Equally important, the strategic product development process assisted in drafting the description of the company – from one that “manufactures a medical device for sleep apnea” into a larger, longer lasting, investable company that “designs, manufactures and markets smart medical devices” for the public. Which company would any investor pick?
And that is what the investor was addressing today. He saw a startup’s product with a narrow application for a specific medical condition and, though the product functioned well, once the market has been penetrated, its revenues would drop precipitously. To use the euphemism, that startup company was a “one trick pony”.
So the lesson learned from today is that any entrepreneur who is interested in attracting investors must consider what he/she is building – a product or a company? The entrepreneur must think creatively on what the original product can accomplish. Think out of the box.

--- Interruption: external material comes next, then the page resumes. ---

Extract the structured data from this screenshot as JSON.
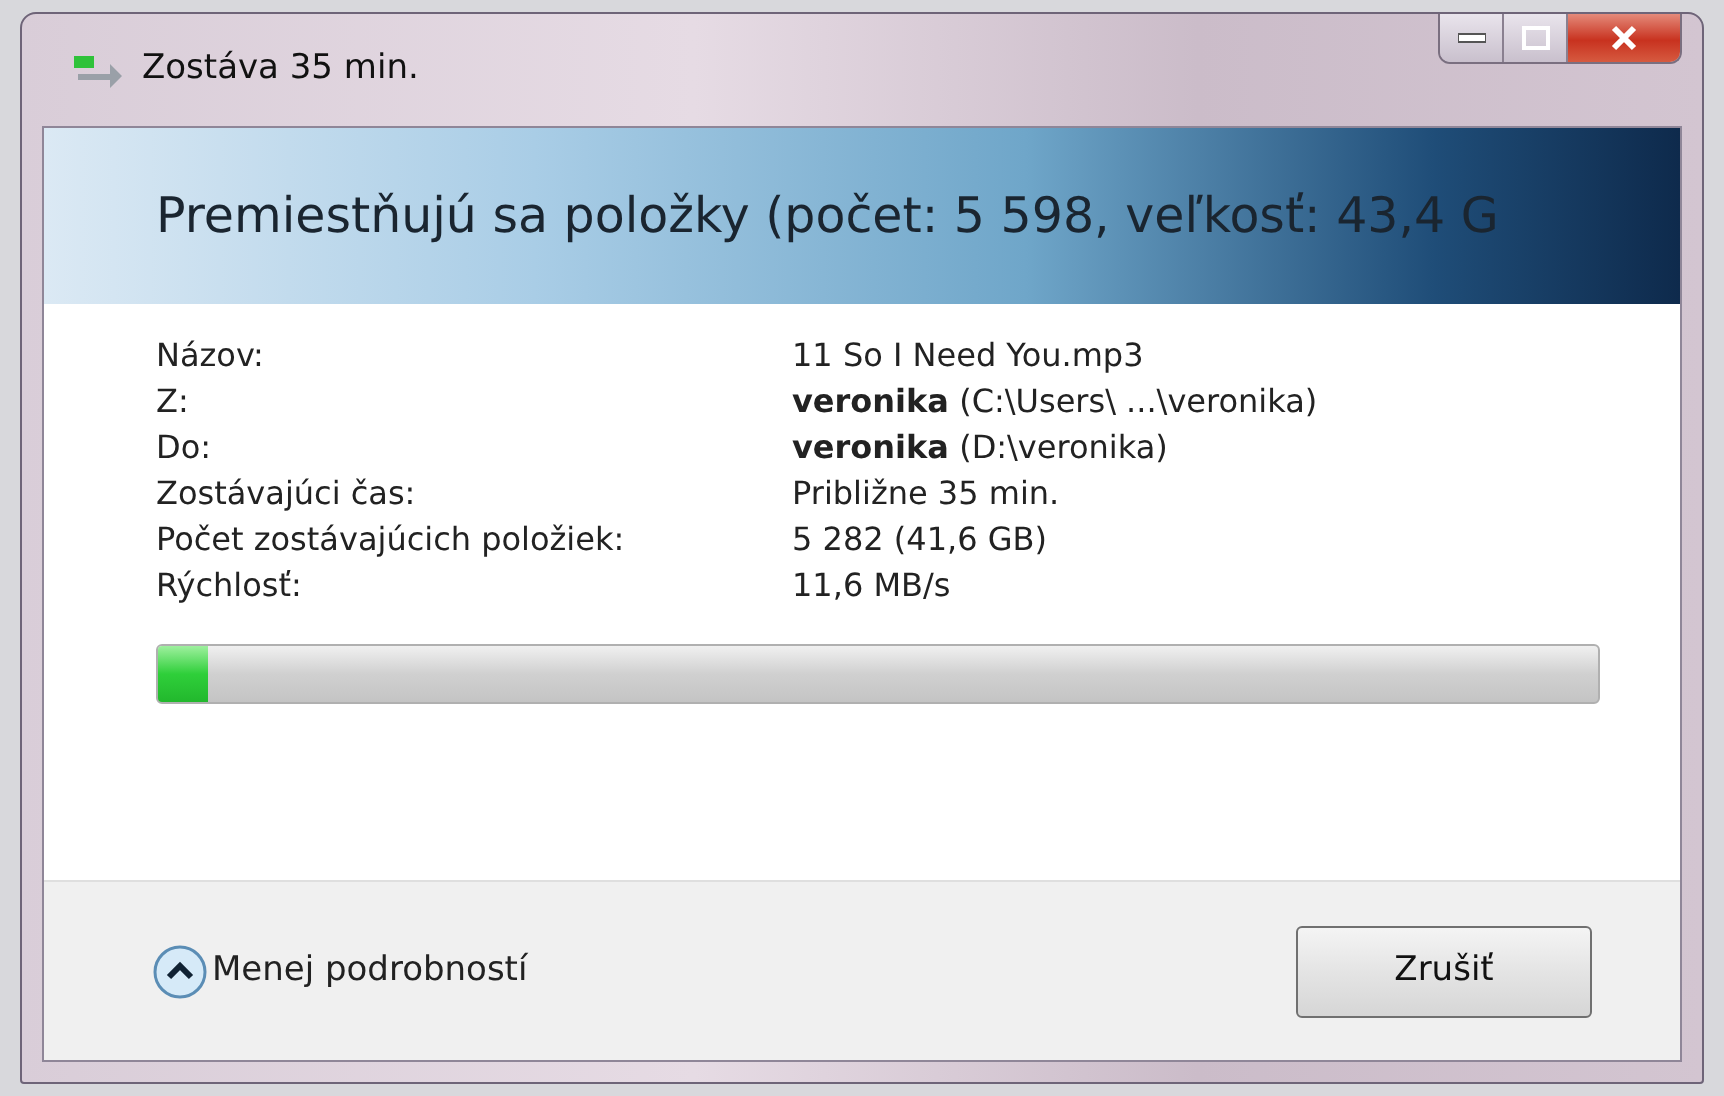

A few days ago I watched a Thomas Edison documentary. Mr. Edison thought of the same “product vs. company” challenge when he invented the light bulb. He simply did not invent the light bulb, but he also designed the electrical networks and generators that would support the light bulb. Investors were too concerned about his extensive development time, and had no idea why Edison took so long in inventing a functioning light bulb. The final result? He built an electric company, not only a light bulb. Every entrepreneur should have the same prescience. And the Edison investors were well rewarded for backing an electric company that still operates hundred years later. Since Edison’s time, the light bulb has morphed — but not the electric company.